W ubiegłym roku włoska Fincantieri zanotowała obrót w wysokości 2,9 mld Euro, o 12% niższy niż w 2009. Stosunkowo niewielkie były również zamówienia o wartości 1,9 mld Euro.
Fincantieri, z siedzibą w Trieście, to przede wszystkim producent statków cywilnych, a szczególnie luksusowych statków wycieczkowych i promów. Ten segment produkcji został szczególnie doświadczony przez światowy kryzys gospodarczy, co ma podstawowy wpływ na kondycję kilkunastu stoczni i ośrodków rozwojowych koncernu.
Osiągnięty w ubiegłym roku obrót 2,876 mld Euro był o 12% niższy, niż w 2009. Władzom Fincantieri udało się uzyskać nowe zlecenia o wartości 1,915 mld USD, a więc o 154 mln większej niż rok wcześniej. Nadal nie jest to jednak nawet połowa zamówień z rekordowego 2007, kiedy Fincantieri zobowiązała się do dostarczenia towarów i usług za ponad 4,2 mld Euro.
Dzięki zdecydowanym krokom oszczędnościowym oraz korzystnemu kursowi Euro do dolara, udało się osiągnąć zysk 53 mln Euro, w porównaniu do 24 mln w 2009.
Wyników tych nie można byłoby osiągnąć bez udziału w rynku amerykańskim. Europejskie zakłady koncernu uzyskały w 2010 zamówienia jedynie na dwa duże statki wycieczkowe oraz 2 okręty patrolowe Falaj 2 dla ZEA (zobacz: Kolejne korwety dla ZEA). Tymczasem w USA, stocznie należące do Fincantieri otrzymały zlecenia na budowę statku oceanograficznego oraz 39 łodzi patrolowych dla US Coast Guard (stocznia ACE Marine).
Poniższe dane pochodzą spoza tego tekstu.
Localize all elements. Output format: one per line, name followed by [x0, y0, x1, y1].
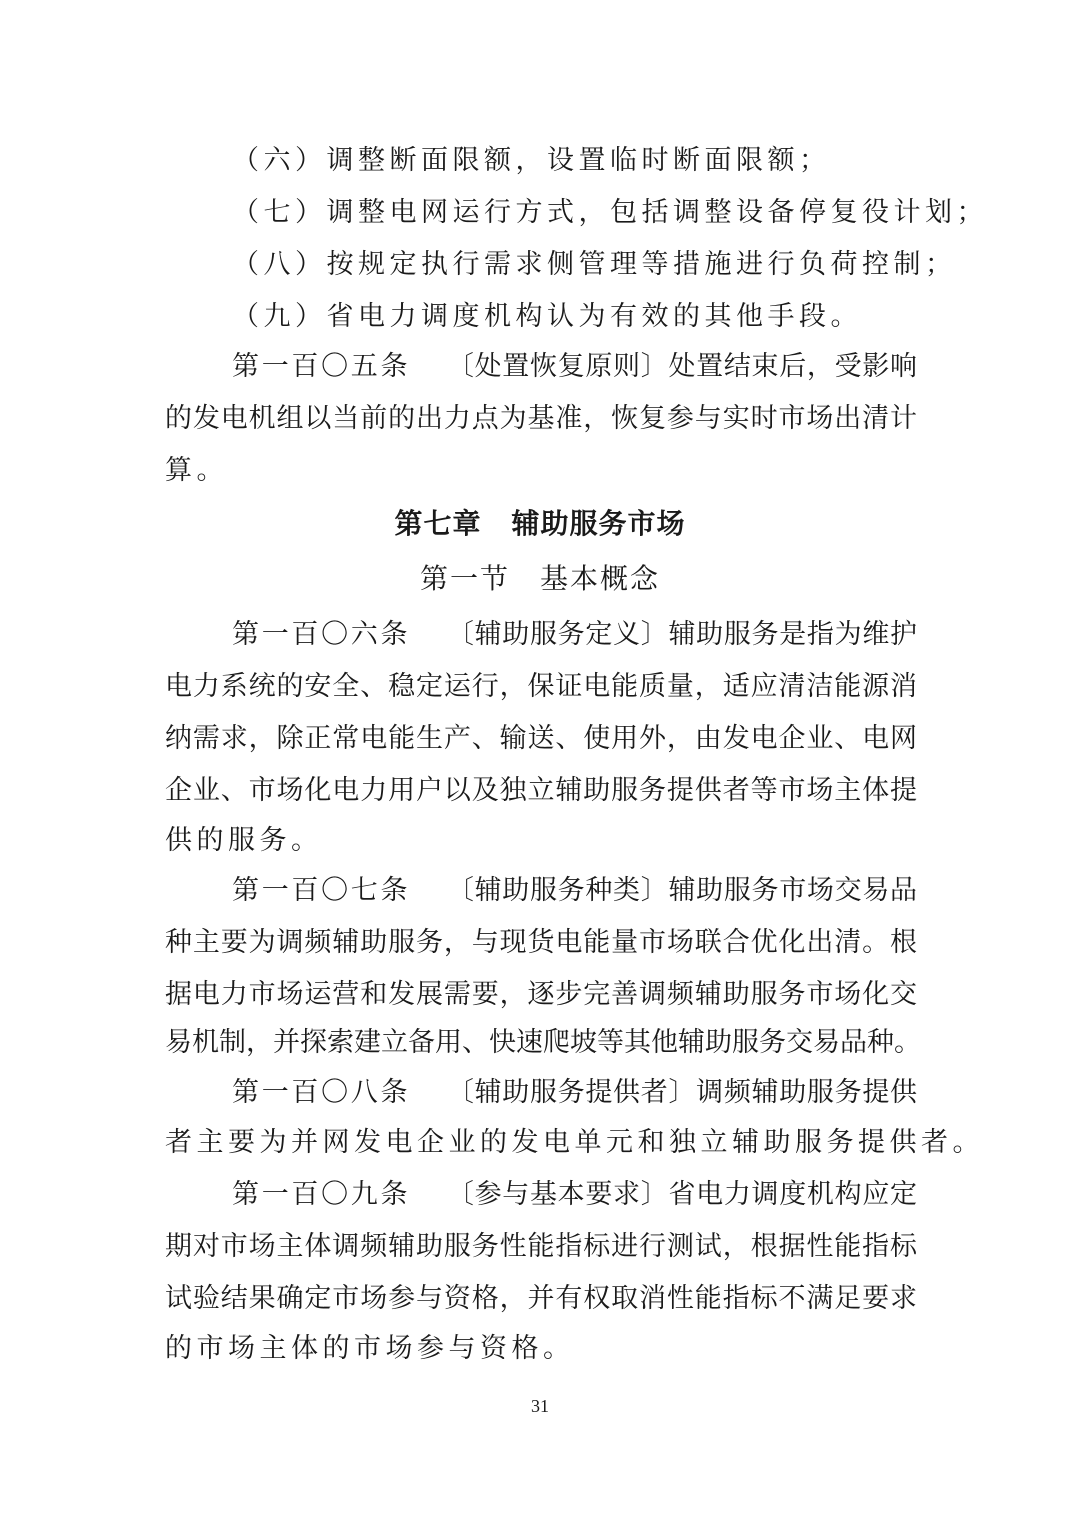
article-107-line: 易机制，并探索建立备用、快速爬坡等其他辅助服务交易品种。 — [165, 1027, 921, 1058]
list-item: （八）按规定执行需求侧管理等措施进行负荷控制； — [232, 249, 957, 280]
article-105-line: 算。 — [165, 455, 228, 486]
article-107-line: 种主要为调频辅助服务，与现货电能量市场联合优化出清。根 — [165, 927, 917, 958]
article-106-line — [232, 609, 917, 661]
section-heading — [0, 553, 1080, 605]
article-107-line: 据电力市场运营和发展需要，逐步完善调频辅助服务市场化交 — [165, 979, 917, 1010]
article-106-line: 电力系统的安全、稳定运行，保证电能质量，适应清洁能源消 — [165, 671, 917, 702]
section-number: 第一节 — [419, 562, 510, 595]
article-108-line — [232, 1067, 917, 1119]
article-107-text: 〔辅助服务种类〕辅助服务市场交易品 — [446, 875, 918, 906]
article-109-text: 〔参与基本要求〕省电力调度机构应定 — [446, 1179, 918, 1210]
article-106-line: 纳需求，除正常电能生产、输送、使用外，由发电企业、电网 — [165, 723, 917, 754]
article-107-number: 第一百〇七条 — [232, 875, 411, 906]
article-106-number: 第一百〇六条 — [232, 619, 411, 650]
chapter-number: 第七章 — [394, 507, 482, 540]
article-107-line — [232, 865, 917, 917]
article-106-line: 企业、市场化电力用户以及独立辅助服务提供者等市场主体提 — [165, 775, 917, 806]
chapter-title: 辅助服务市场 — [511, 507, 686, 540]
article-105-line: 的发电机组以当前的出力点为基准，恢复参与实时市场出清计 — [165, 403, 917, 434]
article-108-number: 第一百〇八条 — [232, 1077, 411, 1108]
list-item: （六）调整断面限额，设置临时断面限额； — [232, 145, 831, 176]
article-105-line — [232, 341, 917, 393]
article-106-line: 供的服务。 — [165, 825, 323, 856]
page-number: 31 — [531, 1396, 549, 1416]
article-108-text: 〔辅助服务提供者〕调频辅助服务提供 — [446, 1077, 918, 1108]
article-108-line: 者主要为并网发电企业的发电单元和独立辅助服务提供者。 — [165, 1127, 984, 1158]
article-109-line: 试验结果确定市场参与资格，并有权取消性能指标不满足要求 — [165, 1283, 917, 1314]
article-109-line: 的市场主体的市场参与资格。 — [165, 1333, 575, 1364]
chapter-heading — [0, 498, 1080, 550]
article-109-number: 第一百〇九条 — [232, 1179, 411, 1210]
article-109-line: 期对市场主体调频辅助服务性能指标进行测试，根据性能指标 — [165, 1231, 917, 1262]
article-105-number: 第一百〇五条 — [232, 351, 411, 382]
article-106-text: 〔辅助服务定义〕辅助服务是指为维护 — [446, 619, 918, 650]
article-105-text: 〔处置恢复原则〕处置结束后，受影响 — [446, 351, 918, 382]
list-item: （九）省电力调度机构认为有效的其他手段。 — [232, 301, 862, 332]
article-109-line — [232, 1169, 917, 1221]
section-title: 基本概念 — [540, 562, 661, 595]
list-item: （七）调整电网运行方式，包括调整设备停复役计划； — [232, 197, 988, 228]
Jako poddostawca Lockheed Martina, włoski koncern weźmie również udział w budowie fregaty klasy Littoral Combat Ship, w ramach ramowego kontraktu o dostawach 10 jednostek do 2015 włącznie (zobacz: Dwaj zwycięzcy).
Informując o wynikach za ubiegły rok, władze Fincantieri podkreśliły konieczność dalszej redukcji kosztów, co wiąże się ze skutkami kryzysu. Trwa on w branży stoczniowej dłużej niż przypuszczano i może mieć niekorzystny wpływ na sytuację finansową koncernu w 2011.